Circulair bouwen in de Omgevingswet: een duurzame revolutie?

Blog
Schenkeveld Advocaten - hardhat-4274430_1280

De Omgevingswet (Ow) is per 1 januari 2024 in werking getreden. De ambitie vanuit de rijksoverheid is dat Nederland circulair is in 2050. Opmerkelijk is dat in de Omgevingswet circulair bouwen niet wordt genoemd. Welke artikelen uit de Omgevingswet zijn bruikbaar voor het circulair bouwen?

De Omgevingswet

Centraal in de Omgevingswet staat de fysieke leefomgeving. De Omgevingswet streeft volgens artikel 1.3 Omgevingswet naar het bereiken en in stand houden van een veilige en gezonde fysieke leefomgeving en een goede omgevingskwaliteit. Tot de fysieke leefomgeving hoort de natuurlijke omgeving, waaronder cultuurlandschappen, lucht, water, bodem en natuur. Ook door de mens gemaakte objecten die langdurig op dezelfde plaats staat behoren tot de fysieke leefomgeving. In de Omgevingswet wordt het woord ‘circulair’ niet gebruikt, wel het woord ‘duurzaam.’
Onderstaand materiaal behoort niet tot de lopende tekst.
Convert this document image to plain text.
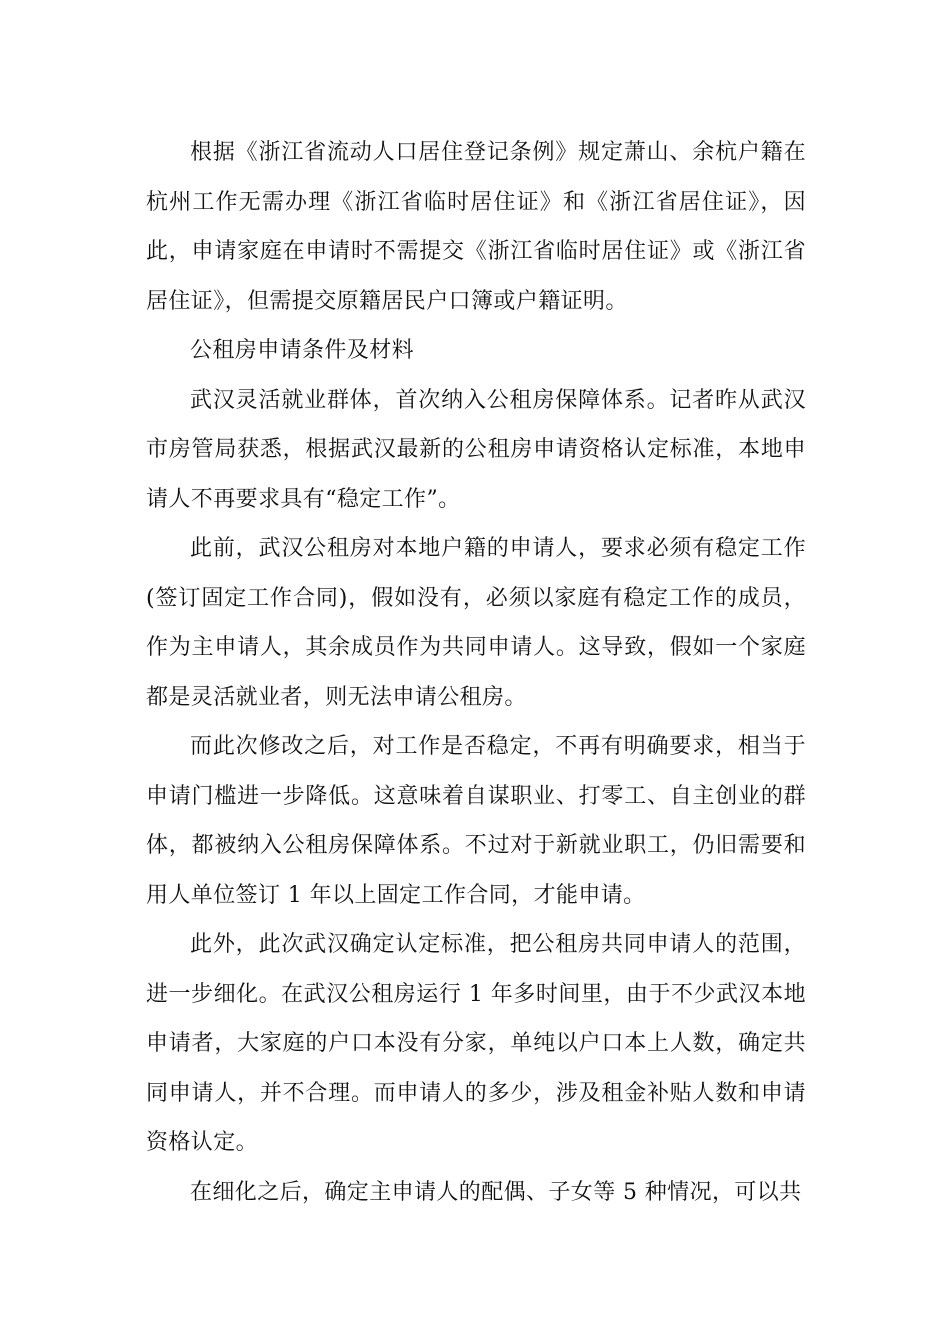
根据《浙江省流动人口居住登记条例》规定萧山、余杭户籍在杭州工作无需办理《浙江省临时居住证》和《浙江省居住证》，因此，申请家庭在申请时不需提交《浙江省临时居住证》或《浙江省居住证》，但需提交原籍居民户口簿或户籍证明。

公租房申请条件及材料

武汉灵活就业群体，首次纳入公租房保障体系。记者昨从武汉市房管局获悉，根据武汉最新的公租房申请资格认定标准，本地申请人不再要求具有“稳定工作”。

此前，武汉公租房对本地户籍的申请人，要求必须有稳定工作(签订固定工作合同)，假如没有，必须以家庭有稳定工作的成员，作为主申请人，其余成员作为共同申请人。这导致，假如一个家庭都是灵活就业者，则无法申请公租房。

而此次修改之后，对工作是否稳定，不再有明确要求，相当于申请门槛进一步降低。这意味着自谋职业、打零工、自主创业的群体，都被纳入公租房保障体系。不过对于新就业职工，仍旧需要和用人单位签订 1 年以上固定工作合同，才能申请。

此外，此次武汉确定认定标准，把公租房共同申请人的范围，进一步细化。在武汉公租房运行 1 年多时间里，由于不少武汉本地申请者，大家庭的户口本没有分家，单纯以户口本上人数，确定共同申请人，并不合理。而申请人的多少，涉及租金补贴人数和申请资格认定。

在细化之后，确定主申请人的配偶、子女等 5 种情况，可以共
Rijksbrede programma circulair economie

In het Rijksbrede programma circulair economie uit 2016 is de bouwsector aangemerkt als prioritaire sector. Circulair bouwen kan goedkoper zijn door hergebruik van grondstoffen en daarnaast kan een materialentekort hiermee in potentie worden opgelost. Mogelijk kan er ook sneller worden gebouwd. De circulariteit kan worden gebruikt als katalysator voor het naar beneden brengen van de CO2 uitstoot. Hierdoor kan ook qua stikstof een verbetering worden bereikt. Een kanttekening hierbij is dat circulair bouwen (in eerste instantie) ook duurder kan zijn, omdat het innovaties vergt en mogelijk ook extra faalkosten ontstaan.

Maatregelen circulaire economie

Op 16 mei 2023 heeft de voormalig Staatssecretaris van Infrastructuur en Waterstaat aan de Tweede Kamer een compleet overzicht gegeven van de mogelijke maatregelen om de circulaire economiedoelen te halen.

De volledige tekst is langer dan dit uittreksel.